Além de salários e benefícios que o contribuinte recebeu da empresa antes de ser dispensado, o Informe de Rendimentos especifica os valores relacionados à rescisão do contrato, como aviso prévio, multa de 40% sobre o valor do FGTS e outras indenizações.

As indenizações deverão ser lançadas na ficha de “Rendimentos Isentos e não Tributáveis”, na linha “04 – Indenizações por rescisão de contrato de trabalho, inclusive a título de PDV, e por acidente de trabalho; e FGTS”, com o nome e o CNPJ da empresa no campo da fonte pagadora. E o valor.
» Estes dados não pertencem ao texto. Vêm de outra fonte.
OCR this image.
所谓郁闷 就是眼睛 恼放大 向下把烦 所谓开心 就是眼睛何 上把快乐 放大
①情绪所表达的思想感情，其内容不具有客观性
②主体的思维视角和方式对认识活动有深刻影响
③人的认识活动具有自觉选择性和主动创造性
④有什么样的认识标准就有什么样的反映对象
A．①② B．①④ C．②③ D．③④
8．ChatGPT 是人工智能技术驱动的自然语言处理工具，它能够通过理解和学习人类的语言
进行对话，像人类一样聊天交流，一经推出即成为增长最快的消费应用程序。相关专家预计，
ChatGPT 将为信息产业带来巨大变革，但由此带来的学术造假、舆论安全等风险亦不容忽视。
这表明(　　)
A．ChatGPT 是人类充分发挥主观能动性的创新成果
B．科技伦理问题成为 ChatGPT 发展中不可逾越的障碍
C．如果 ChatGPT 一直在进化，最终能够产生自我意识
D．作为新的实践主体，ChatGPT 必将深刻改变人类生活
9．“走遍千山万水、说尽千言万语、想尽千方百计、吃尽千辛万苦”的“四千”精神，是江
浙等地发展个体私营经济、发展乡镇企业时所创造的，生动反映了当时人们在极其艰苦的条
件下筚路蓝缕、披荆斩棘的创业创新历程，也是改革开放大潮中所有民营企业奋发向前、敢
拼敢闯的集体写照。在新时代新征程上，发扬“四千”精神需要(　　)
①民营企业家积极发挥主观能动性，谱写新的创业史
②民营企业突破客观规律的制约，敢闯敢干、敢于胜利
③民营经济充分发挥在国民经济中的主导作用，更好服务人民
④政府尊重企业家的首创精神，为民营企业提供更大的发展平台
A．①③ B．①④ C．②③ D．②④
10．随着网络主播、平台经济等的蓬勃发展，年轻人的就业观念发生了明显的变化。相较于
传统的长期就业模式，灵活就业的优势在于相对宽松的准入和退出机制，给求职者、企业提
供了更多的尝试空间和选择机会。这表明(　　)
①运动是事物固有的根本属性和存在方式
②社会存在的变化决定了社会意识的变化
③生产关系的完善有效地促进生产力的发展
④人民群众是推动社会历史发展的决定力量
Nessa mesma ficha e no mesmo campo precisa ser anotado o valor recebido do FGTS. A fonte pagadora é a Caixa Econômica Federal, com o CNPJ de número 00.360.305/0001-94.

Já o seguro-desemprego, embora seja lançado na ficha de “Rendimentos Isentos e Não Tributáveis”, deve ser informado na linha “26 – Outros”. A fonte pagadora é o Fundo de Amparo ao Trabalhador (FAT), que tem o seguinte CNPJ: 07.526.983/0001-43.

Para obter os valores exatos tanto do seguro-desemprego quanto do FGTS, o contribuinte deve acessar o site da Caixa, na aba “Benefícios e Programas”. Se ainda não tiver cadastro, deverá providenciar um, com usuário e senha. Lá estarão disponíveis os extratos dos dois benefícios.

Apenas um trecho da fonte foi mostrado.